Swapping the Database or Storage Backend
The streaming shape is the same regardless of what sits at each end of the pipeline. The async generator is the transformation layer — everything above it is just a source, everything below it is just a sink.
Different databases, same shape:
PostgreSQL with pg has a query streaming API:
import { Client } from "pg";
import QueryStream from "pg-query-stream";
const client = new Client({ connectionString });
await client.connect();
const stream = client.query(new QueryStream("SELECT * FROM users"));
// plug `stream` in wherever `cursor.stream()` was
MySQL with mysql2 streams rows the same way:
const stream = connection.query("SELECT * FROM users").stream();
DynamoDB uses scan with pagination, but you can wrap it in an async generator that yields pages and flattens them — same idea, just more boilerplate around the pagination token.
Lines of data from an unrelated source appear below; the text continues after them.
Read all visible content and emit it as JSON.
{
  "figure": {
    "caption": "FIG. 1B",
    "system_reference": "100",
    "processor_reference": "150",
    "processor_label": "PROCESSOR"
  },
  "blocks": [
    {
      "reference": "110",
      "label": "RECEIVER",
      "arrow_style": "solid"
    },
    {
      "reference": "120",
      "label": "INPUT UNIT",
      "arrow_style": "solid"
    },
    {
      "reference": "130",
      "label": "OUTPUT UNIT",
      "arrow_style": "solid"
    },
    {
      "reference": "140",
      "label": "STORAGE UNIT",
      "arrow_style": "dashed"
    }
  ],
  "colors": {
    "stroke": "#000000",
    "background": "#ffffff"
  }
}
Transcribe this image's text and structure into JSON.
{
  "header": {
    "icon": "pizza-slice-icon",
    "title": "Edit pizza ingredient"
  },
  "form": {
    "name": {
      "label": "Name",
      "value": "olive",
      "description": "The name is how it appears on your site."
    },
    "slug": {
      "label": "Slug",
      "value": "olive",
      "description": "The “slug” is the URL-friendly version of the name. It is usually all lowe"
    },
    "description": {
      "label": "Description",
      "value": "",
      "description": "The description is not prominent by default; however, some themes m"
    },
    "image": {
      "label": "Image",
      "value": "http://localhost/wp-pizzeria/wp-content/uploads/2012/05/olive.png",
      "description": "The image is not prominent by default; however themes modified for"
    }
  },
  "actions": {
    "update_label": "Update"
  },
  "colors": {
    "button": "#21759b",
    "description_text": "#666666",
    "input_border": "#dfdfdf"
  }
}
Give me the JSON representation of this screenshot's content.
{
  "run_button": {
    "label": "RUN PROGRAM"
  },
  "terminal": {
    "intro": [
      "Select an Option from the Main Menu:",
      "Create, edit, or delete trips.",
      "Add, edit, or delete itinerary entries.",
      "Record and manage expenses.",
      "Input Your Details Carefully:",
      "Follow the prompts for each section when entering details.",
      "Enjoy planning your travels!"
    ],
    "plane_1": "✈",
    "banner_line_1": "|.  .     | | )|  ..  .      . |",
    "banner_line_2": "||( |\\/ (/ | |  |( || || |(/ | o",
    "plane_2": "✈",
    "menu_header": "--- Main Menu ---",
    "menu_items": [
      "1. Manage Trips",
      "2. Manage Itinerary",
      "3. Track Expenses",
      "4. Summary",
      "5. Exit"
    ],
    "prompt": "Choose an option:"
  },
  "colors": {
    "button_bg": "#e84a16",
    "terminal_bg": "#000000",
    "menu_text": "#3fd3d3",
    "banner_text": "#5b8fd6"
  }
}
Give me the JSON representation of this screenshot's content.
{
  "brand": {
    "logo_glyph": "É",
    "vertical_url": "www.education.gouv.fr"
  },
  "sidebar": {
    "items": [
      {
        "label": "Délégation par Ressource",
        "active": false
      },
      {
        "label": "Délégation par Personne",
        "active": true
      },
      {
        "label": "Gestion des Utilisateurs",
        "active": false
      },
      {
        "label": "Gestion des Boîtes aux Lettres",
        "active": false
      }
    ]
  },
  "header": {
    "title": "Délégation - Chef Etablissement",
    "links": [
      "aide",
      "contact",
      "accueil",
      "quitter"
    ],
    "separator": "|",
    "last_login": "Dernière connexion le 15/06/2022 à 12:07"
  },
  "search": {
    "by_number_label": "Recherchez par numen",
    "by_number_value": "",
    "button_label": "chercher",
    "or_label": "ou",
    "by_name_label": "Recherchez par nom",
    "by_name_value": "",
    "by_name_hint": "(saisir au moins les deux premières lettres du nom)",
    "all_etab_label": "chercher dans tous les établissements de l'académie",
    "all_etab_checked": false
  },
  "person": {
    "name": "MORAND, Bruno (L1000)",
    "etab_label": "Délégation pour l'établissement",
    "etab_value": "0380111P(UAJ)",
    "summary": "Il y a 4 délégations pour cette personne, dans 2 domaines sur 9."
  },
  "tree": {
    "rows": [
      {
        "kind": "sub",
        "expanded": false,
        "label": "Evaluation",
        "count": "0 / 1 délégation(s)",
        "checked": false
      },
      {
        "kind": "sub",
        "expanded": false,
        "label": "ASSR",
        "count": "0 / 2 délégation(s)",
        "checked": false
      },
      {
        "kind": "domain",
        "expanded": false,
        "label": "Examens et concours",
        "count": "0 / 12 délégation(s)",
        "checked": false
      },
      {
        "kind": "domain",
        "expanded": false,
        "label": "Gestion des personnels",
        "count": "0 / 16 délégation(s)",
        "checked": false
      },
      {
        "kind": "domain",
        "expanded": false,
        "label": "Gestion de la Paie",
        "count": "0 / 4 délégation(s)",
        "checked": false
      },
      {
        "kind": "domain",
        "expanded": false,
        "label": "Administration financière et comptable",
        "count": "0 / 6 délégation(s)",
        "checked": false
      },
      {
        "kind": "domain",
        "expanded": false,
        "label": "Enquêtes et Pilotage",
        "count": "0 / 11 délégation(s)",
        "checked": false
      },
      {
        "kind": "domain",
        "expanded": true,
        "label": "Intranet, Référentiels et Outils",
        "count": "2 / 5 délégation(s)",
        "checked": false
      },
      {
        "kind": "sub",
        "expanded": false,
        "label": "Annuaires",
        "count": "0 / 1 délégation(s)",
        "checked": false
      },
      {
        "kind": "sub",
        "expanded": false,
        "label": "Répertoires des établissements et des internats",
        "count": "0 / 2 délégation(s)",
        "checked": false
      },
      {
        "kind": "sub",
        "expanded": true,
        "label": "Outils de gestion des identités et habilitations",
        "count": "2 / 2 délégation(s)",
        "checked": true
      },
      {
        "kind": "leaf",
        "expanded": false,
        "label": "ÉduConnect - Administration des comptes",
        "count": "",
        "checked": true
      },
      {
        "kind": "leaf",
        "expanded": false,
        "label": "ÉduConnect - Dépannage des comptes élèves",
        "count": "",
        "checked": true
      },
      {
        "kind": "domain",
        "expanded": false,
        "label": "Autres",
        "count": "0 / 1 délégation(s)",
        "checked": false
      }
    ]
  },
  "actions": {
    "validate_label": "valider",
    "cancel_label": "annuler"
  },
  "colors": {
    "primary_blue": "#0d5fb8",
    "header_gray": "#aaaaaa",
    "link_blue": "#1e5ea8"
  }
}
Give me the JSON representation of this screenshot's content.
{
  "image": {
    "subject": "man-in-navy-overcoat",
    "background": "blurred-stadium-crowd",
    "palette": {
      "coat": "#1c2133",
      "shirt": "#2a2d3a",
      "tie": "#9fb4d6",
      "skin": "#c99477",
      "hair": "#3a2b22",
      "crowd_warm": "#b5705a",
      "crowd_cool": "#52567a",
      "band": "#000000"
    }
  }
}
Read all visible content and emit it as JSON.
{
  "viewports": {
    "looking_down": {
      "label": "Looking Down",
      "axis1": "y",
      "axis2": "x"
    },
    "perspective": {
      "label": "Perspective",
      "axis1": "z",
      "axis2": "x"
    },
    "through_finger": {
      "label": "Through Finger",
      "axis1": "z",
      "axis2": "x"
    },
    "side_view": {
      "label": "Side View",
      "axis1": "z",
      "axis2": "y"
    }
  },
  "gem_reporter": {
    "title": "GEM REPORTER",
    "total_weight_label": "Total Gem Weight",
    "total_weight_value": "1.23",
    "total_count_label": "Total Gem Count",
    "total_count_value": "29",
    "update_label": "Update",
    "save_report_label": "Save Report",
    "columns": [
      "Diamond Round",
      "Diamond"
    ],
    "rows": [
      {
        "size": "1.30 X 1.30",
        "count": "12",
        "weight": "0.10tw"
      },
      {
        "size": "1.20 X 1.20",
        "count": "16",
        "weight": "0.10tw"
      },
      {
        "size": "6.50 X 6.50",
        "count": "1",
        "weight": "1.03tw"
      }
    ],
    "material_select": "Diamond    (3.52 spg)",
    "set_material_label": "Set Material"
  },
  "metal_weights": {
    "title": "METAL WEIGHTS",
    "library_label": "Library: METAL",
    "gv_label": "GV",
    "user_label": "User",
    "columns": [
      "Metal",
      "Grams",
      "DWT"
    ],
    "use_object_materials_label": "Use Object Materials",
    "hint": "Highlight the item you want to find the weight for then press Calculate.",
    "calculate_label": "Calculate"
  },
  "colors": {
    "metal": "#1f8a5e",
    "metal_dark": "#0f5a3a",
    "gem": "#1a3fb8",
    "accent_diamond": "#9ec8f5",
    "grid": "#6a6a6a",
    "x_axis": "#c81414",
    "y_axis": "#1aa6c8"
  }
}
Different storage backends, same shape:
AWS S3 with the v3 SDK:
import { S3Client, PutObjectCommand } from "@aws-sdk/client-s3";
import { Upload } from "@aws-sdk/lib-storage";
const upload = new Upload({
client: new S3Client({ region: "us-east-1" }),
params: {
Bucket: bucketName,
Key: fileName,
Body: readableStream,
ContentType: "text/csv",
},
});
await upload.done();
Azure Blob Storage:
import { BlobServiceClient } from "@azure/storage-blob";
const client = BlobServiceClient.fromConnectionString(connStr);
const container = client.getContainerClient(containerName);
const blob = container.getBlockBlobClient(fileName);
await blob.uploadStream(readableStream, bufferSize, maxConcurrency);
Local filesystem (useful for testing or on-premise):
import { createWriteStream } from "fs";
const dest = createWriteStream("./export.csv");
await pipeline(source, format({ headers: true }), dest);
The only thing that changes is how you create the writable stream at the end. The generator, the CSV formatter, and pipeline stay exactly the same.
When You’ll Hit This
This pattern matters any time you’re doing bulk data movement:
- Scheduled exports to data warehouses or BI tools
- Compliance reports that need to include all historical records
- Client data exports (GDPR, contractual obligations)
- ETL pipelines between systems
- Audit log dumps for analysis
The mistake of loading everything into memory is easy to make because it works fine during development, passes all your tests on small datasets, and only reveals itself under production load. By then it’s usually an incident.
Streaming isn’t a premature optimization here. It’s the correct default for any export that could grow beyond a few thousand records.